Здесь нужно все же указать на то, что подлинный миф не должен приветствоваться только потому, что он подлинный. Некоторые мифы такого рода, существовавшие в прошлом или существующие в настоящее время, например мифы известных, еще живущих сегодня индейских племен, могут нас привлекать, другие же, напротив, отталкивать. Даже гомеровские греки имели свое "средневековье", от которого они с ужасом отворачивались, о чем упоминалось в V главе (разд. 36). Конечно, подлинный миф могут отбросить лишь те, для кого он не образует основы их собственной жизни. Они в таком случае станут измерять его ценность по критериям, вытекающим из своего собственного, иначе сформированного круга культуры.
В наши дни политические программы вообще обозначаются как "идеологические". Под политической идеологией понимается более или менее свободная и ясная система основоположений, которые определяют направления политических действий. Обыденное словоупотребление связывает с этим отчасти представление о вере или об интересе. Если идеология опирается на веру (говорят, например, о вере в социализм), то последняя, конечно, основательно отличается от религиозной веры. Для религиозно верующего его вера дана благодаря божеству, для идеологически верующего, напротив, его вера коренится только в человеке и его истории. Идеологическая вера понимается поэтому как секуляризированная, профанная вера. Если, однако, идеология опирается на интерес, тогда ее основоположения и ведущая линия являются лишь предлогом. Если, например, религию считают лишь идеологией наряду с прочими, тогда часто видят в ней лишь орудие, с помощью которого одна группа или класс оглупляет другие, для того чтобы лучше угнетать их ("опиум для народа").
На что же опирается идеологическая вера? Так как она, будучи секуляризированной, не может взывать к божественному озарению, милости и тому подобному, то есть к тому, что обычно обозначается в целом как "lumen supranaturale", то она ищет своего оправдания в "lumen naturale", следовательно, в апелляции к человеческому разуму. Идеологическая вера в конечном счете является верой в разум, верой в разумную очевидность его основоположений. Это происходит даже тогда, когда она, как, например, в движении хиппи, требует освобождения иррационального, чувств, инстинктов и сексуальных потребностей от так называемого рационального насилия. Ибо в этом, как и в других проявлениях нового руссоизма, такое освобождение мыслится как произведение истинного Просвещения, следовательно, как произведение истинного разума в противоположность псевдоразуму, который, сковывая жизненный порыв, якобы навязывает мрачную тиранию и таким образом противоречит свободе и человеческому достоинству.

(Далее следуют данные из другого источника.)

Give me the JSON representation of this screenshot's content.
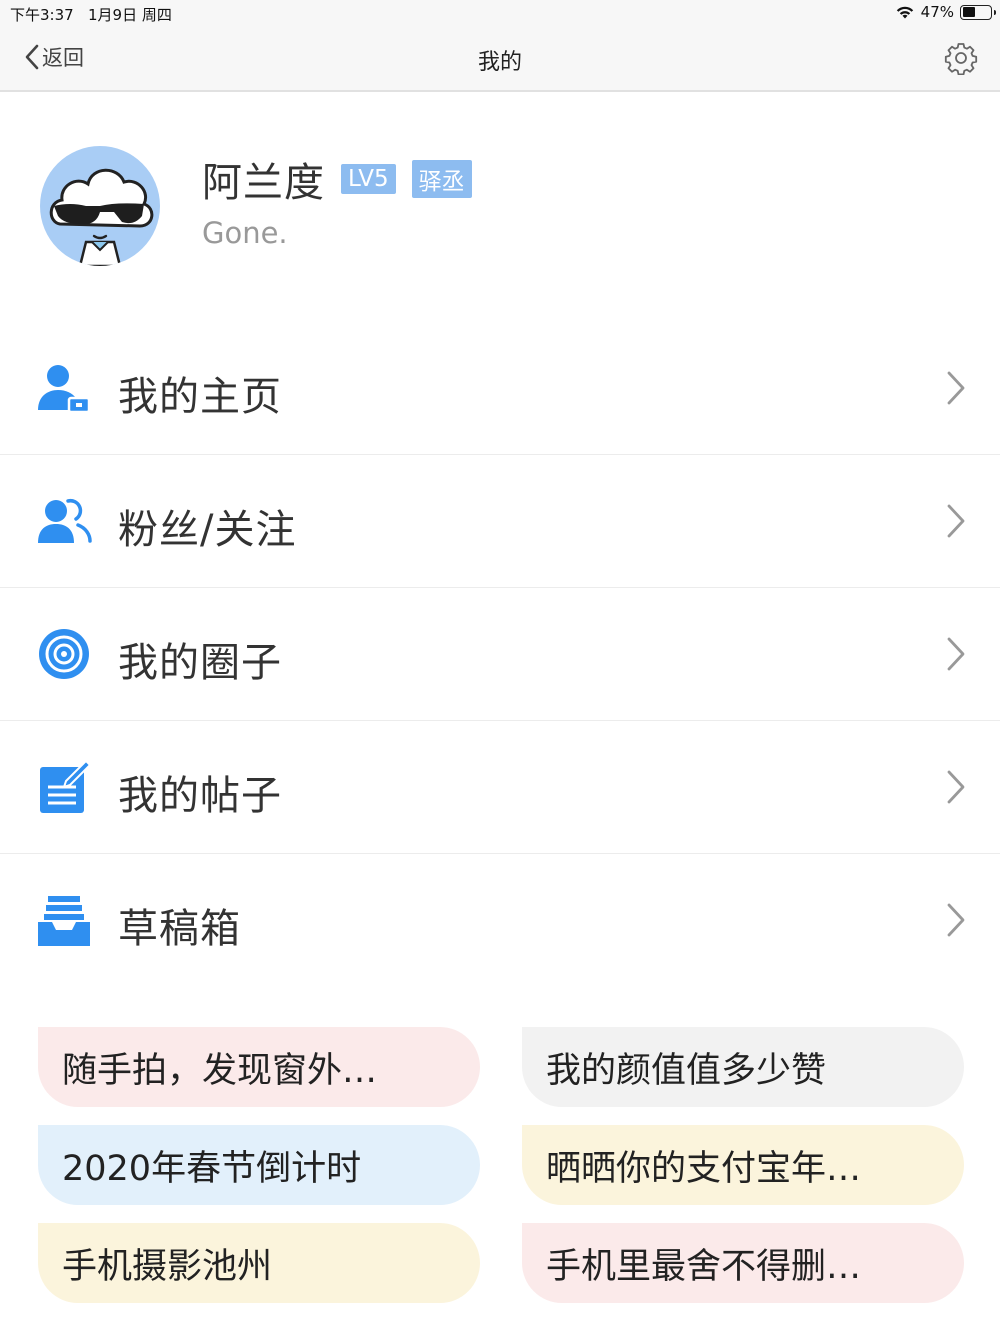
{
  "status": {
    "time": "下午3:37",
    "date": "1月9日 周四",
    "battery": "47%",
    "battery_level": 0.47
  },
  "nav": {
    "back_label": "返回",
    "title": "我的"
  },
  "profile": {
    "name": "阿兰度",
    "level_badge": "LV5",
    "title_badge": "驿丞",
    "signature": "Gone."
  },
  "menu": [
    {
      "label": "我的主页",
      "icon": "person-card-icon"
    },
    {
      "label": "粉丝/关注",
      "icon": "two-persons-icon"
    },
    {
      "label": "我的圈子",
      "icon": "circle-target-icon"
    },
    {
      "label": "我的帖子",
      "icon": "edit-doc-icon"
    },
    {
      "label": "草稿箱",
      "icon": "inbox-tray-icon"
    }
  ],
  "tags": [
    {
      "text": "随手拍，发现窗外…",
      "color": "#fbeaea"
    },
    {
      "text": "我的颜值值多少赞",
      "color": "#f2f2f2"
    },
    {
      "text": "2020年春节倒计时",
      "color": "#e2f0fb"
    },
    {
      "text": "晒晒你的支付宝年…",
      "color": "#fbf4dc"
    },
    {
      "text": "手机摄影池州",
      "color": "#fbf4dc"
    },
    {
      "text": "手机里最舍不得删…",
      "color": "#fbeaea"
    }
  ],
  "colors": {
    "accent": "#2f8ff0",
    "badge": "#8dbcf0"
  }
}
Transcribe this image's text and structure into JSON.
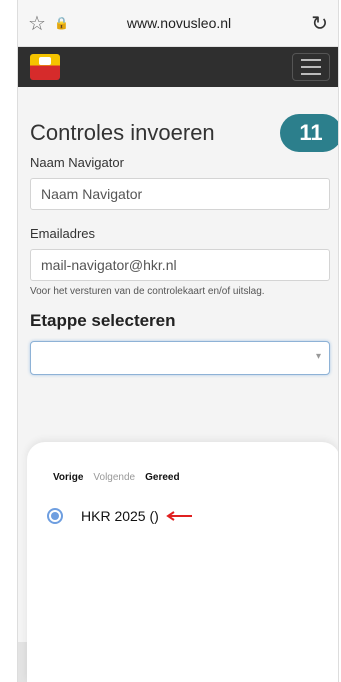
{
  "browser": {
    "url": "www.novusleo.nl"
  },
  "page": {
    "title": "Controles invoeren",
    "badge_count": "11",
    "navigator_label": "Naam Navigator",
    "navigator_value": "Naam Navigator",
    "email_label": "Emailadres",
    "email_value": "mail-navigator@hkr.nl",
    "email_hint": "Voor het versturen van de controlekaart en/of uitslag.",
    "stage_heading": "Etappe selecteren"
  },
  "picker": {
    "prev_label": "Vorige",
    "next_label": "Volgende",
    "done_label": "Gereed",
    "options": [
      {
        "label": "HKR 2025 ()",
        "selected": true
      }
    ]
  },
  "colors": {
    "badge": "#2c7f8c",
    "navbar": "#2f2f2f",
    "radio": "#6e9ee0",
    "annotation_arrow": "#e02020"
  }
}
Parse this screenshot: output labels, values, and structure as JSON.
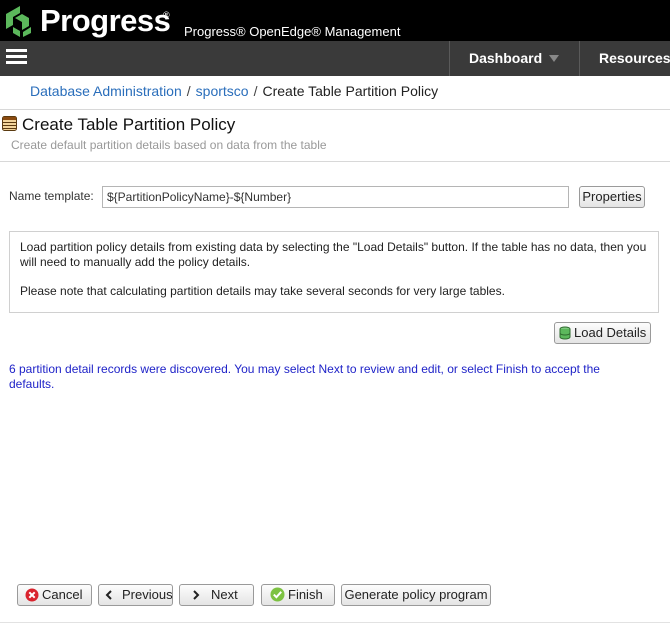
{
  "brand": {
    "logo_text": "Progress",
    "logo_registered": "®",
    "product_title": "Progress® OpenEdge® Management"
  },
  "nav": {
    "items": [
      {
        "label": "Dashboard"
      },
      {
        "label": "Resources"
      }
    ]
  },
  "breadcrumb": {
    "items": [
      "Database Administration",
      "sportsco",
      "Create Table Partition Policy"
    ],
    "separator": "/"
  },
  "page": {
    "title": "Create Table Partition Policy",
    "subtitle": "Create default partition details based on data from the table"
  },
  "form": {
    "name_template_label": "Name template:",
    "name_template_value": "${PartitionPolicyName}-${Number}",
    "properties_button": "Properties"
  },
  "info": {
    "paragraph1": "Load partition policy details from existing data by selecting the \"Load Details\" button. If the table has no data, then you will need to manually add the policy details.",
    "paragraph2": "Please note that calculating partition details may take several seconds for very large tables."
  },
  "load_details_button": "Load Details",
  "message": "6 partition detail records were discovered. You may select Next to review and edit, or select Finish to accept the defaults.",
  "footer": {
    "cancel": "Cancel",
    "previous": "Previous",
    "next": "Next",
    "finish": "Finish",
    "generate": "Generate policy program"
  },
  "colors": {
    "brand_bar": "#000000",
    "nav_bar": "#3a3a3a",
    "link": "#2a6ebb",
    "message": "#1f23c8",
    "brand_green": "#5cb85c"
  },
  "icons": {
    "logo": "progress-logo-icon",
    "menu": "hamburger-menu-icon",
    "nav_caret": "caret-down-icon",
    "page": "database-table-icon",
    "load": "database-icon",
    "cancel": "cancel-x-icon",
    "previous": "chevron-left-icon",
    "next": "chevron-right-icon",
    "finish": "check-icon"
  }
}
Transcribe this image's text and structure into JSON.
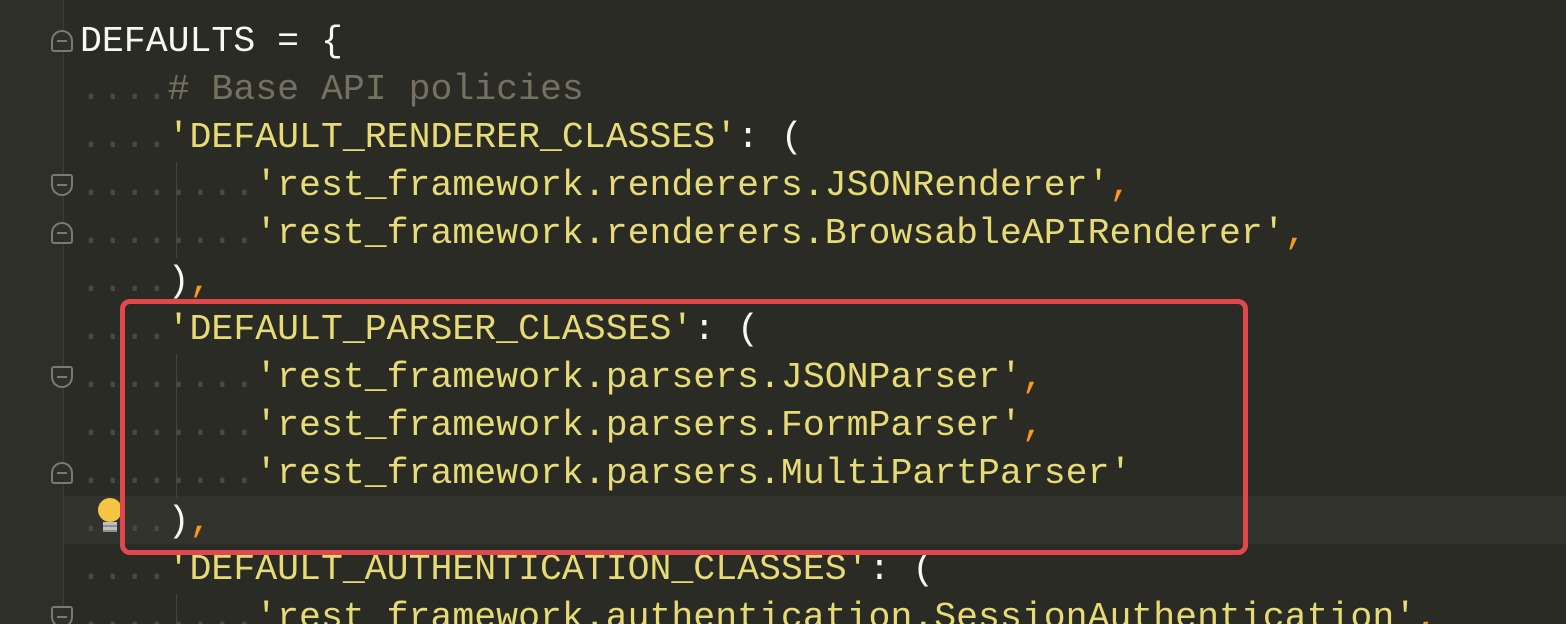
{
  "editor": {
    "lines": [
      {
        "indent": "",
        "parts": [
          {
            "t": "DEFAULTS = {",
            "c": "ident"
          }
        ]
      },
      {
        "indent": "....",
        "parts": [
          {
            "t": "# Base API policies",
            "c": "comment"
          }
        ]
      },
      {
        "indent": "....",
        "parts": [
          {
            "t": "'DEFAULT_RENDERER_CLASSES'",
            "c": "str"
          },
          {
            "t": ": (",
            "c": "punc"
          }
        ]
      },
      {
        "indent": "........",
        "parts": [
          {
            "t": "'rest_framework.renderers.JSONRenderer'",
            "c": "str"
          },
          {
            "t": ",",
            "c": "comma"
          }
        ]
      },
      {
        "indent": "........",
        "parts": [
          {
            "t": "'rest_framework.renderers.BrowsableAPIRenderer'",
            "c": "str"
          },
          {
            "t": ",",
            "c": "comma"
          }
        ]
      },
      {
        "indent": "....",
        "parts": [
          {
            "t": ")",
            "c": "punc"
          },
          {
            "t": ",",
            "c": "comma"
          }
        ]
      },
      {
        "indent": "....",
        "parts": [
          {
            "t": "'DEFAULT_PARSER_CLASSES'",
            "c": "str"
          },
          {
            "t": ": (",
            "c": "punc"
          }
        ]
      },
      {
        "indent": "........",
        "parts": [
          {
            "t": "'rest_framework.parsers.JSONParser'",
            "c": "str"
          },
          {
            "t": ",",
            "c": "comma"
          }
        ]
      },
      {
        "indent": "........",
        "parts": [
          {
            "t": "'rest_framework.parsers.FormParser'",
            "c": "str"
          },
          {
            "t": ",",
            "c": "comma"
          }
        ]
      },
      {
        "indent": "........",
        "parts": [
          {
            "t": "'rest_framework.parsers.MultiPartParser'",
            "c": "str"
          }
        ]
      },
      {
        "indent": "....",
        "parts": [
          {
            "t": ")",
            "c": "punc"
          },
          {
            "t": ",",
            "c": "comma"
          }
        ]
      },
      {
        "indent": "....",
        "parts": [
          {
            "t": "'DEFAULT_AUTHENTICATION_CLASSES'",
            "c": "str"
          },
          {
            "t": ": (",
            "c": "punc"
          }
        ]
      },
      {
        "indent": "........",
        "parts": [
          {
            "t": "'rest_framework.authentication.SessionAuthentication'",
            "c": "str"
          },
          {
            "t": ",",
            "c": "comma"
          }
        ]
      }
    ]
  },
  "colors": {
    "background": "#2b2b26",
    "string": "#e6db74",
    "comment": "#75715e",
    "highlight_box": "#e0484e"
  },
  "icons": {
    "bulb": "lightbulb-icon",
    "fold": "fold-marker-icon"
  }
}
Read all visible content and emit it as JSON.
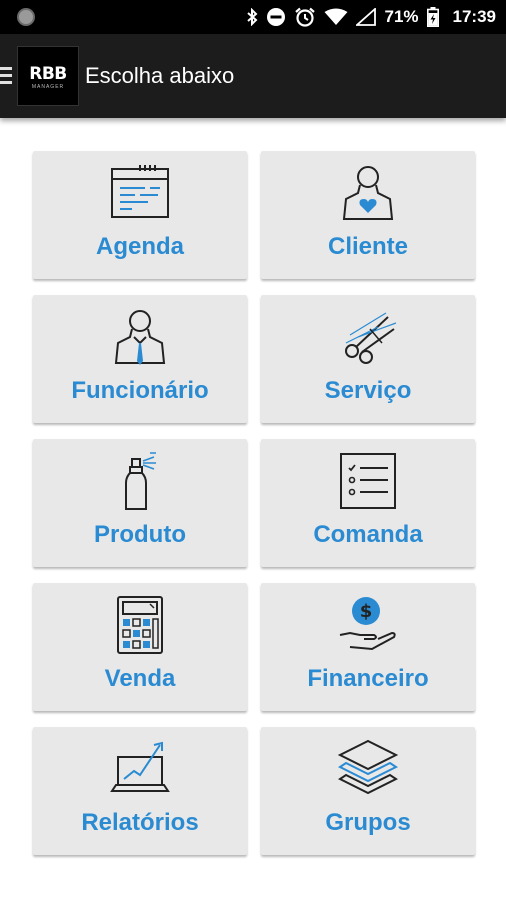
{
  "status_bar": {
    "battery_percent": "71%",
    "time": "17:39",
    "icons": [
      "notification-dot-icon",
      "bluetooth-icon",
      "do-not-disturb-icon",
      "alarm-icon",
      "wifi-icon",
      "signal-icon",
      "battery-icon"
    ]
  },
  "app_bar": {
    "logo_text": "RBB",
    "logo_subtext": "MANAGER",
    "title": "Escolha abaixo"
  },
  "tiles": [
    {
      "label": "Agenda",
      "icon": "calendar-icon"
    },
    {
      "label": "Cliente",
      "icon": "client-heart-icon"
    },
    {
      "label": "Funcionário",
      "icon": "employee-tie-icon"
    },
    {
      "label": "Serviço",
      "icon": "scissors-icon"
    },
    {
      "label": "Produto",
      "icon": "spray-bottle-icon"
    },
    {
      "label": "Comanda",
      "icon": "checklist-icon"
    },
    {
      "label": "Venda",
      "icon": "calculator-icon"
    },
    {
      "label": "Financeiro",
      "icon": "money-hand-icon"
    },
    {
      "label": "Relatórios",
      "icon": "laptop-chart-icon"
    },
    {
      "label": "Grupos",
      "icon": "layers-icon"
    }
  ],
  "colors": {
    "accent": "#2a8bd2",
    "tile_bg": "#e8e8e8",
    "app_bar_bg": "#1c1c1c",
    "icon_stroke": "#222222"
  }
}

Именно потому, что со словом "идеология" сегодня ассоциируется секуляризированная вера или скрытый интерес, оно, как правило, употребляется в негативном смысле. Поэтому с утверждением типа "это — идеология" большинство людей связывает "критику идеологии" — не менее излюбленное в наши дни выражение.
Здесь примечательно то, что те, которые упражняются в такой критике, в большинстве своем имеют в виду научную или по крайней мере согласованную с наукой критику. Они пытаются показать ложность притязаний идеологии на соответствие lumen naturale, либо опровергая эту идеологию научными средствами, либо подчеркивая ее неспособность удовлетворять рациональным требованиям логической последовательности или эмпирической проверяемости. Даже сам интерес к идеологии объясняется научно, например с помощью психологии, глубинной психологии, экономики или социологии. Таким образом, даже те, например, кто считает идеологическую науку "буржуазной наукой", полагают возможным защищать истинную, а именно так называемую "критическую науку".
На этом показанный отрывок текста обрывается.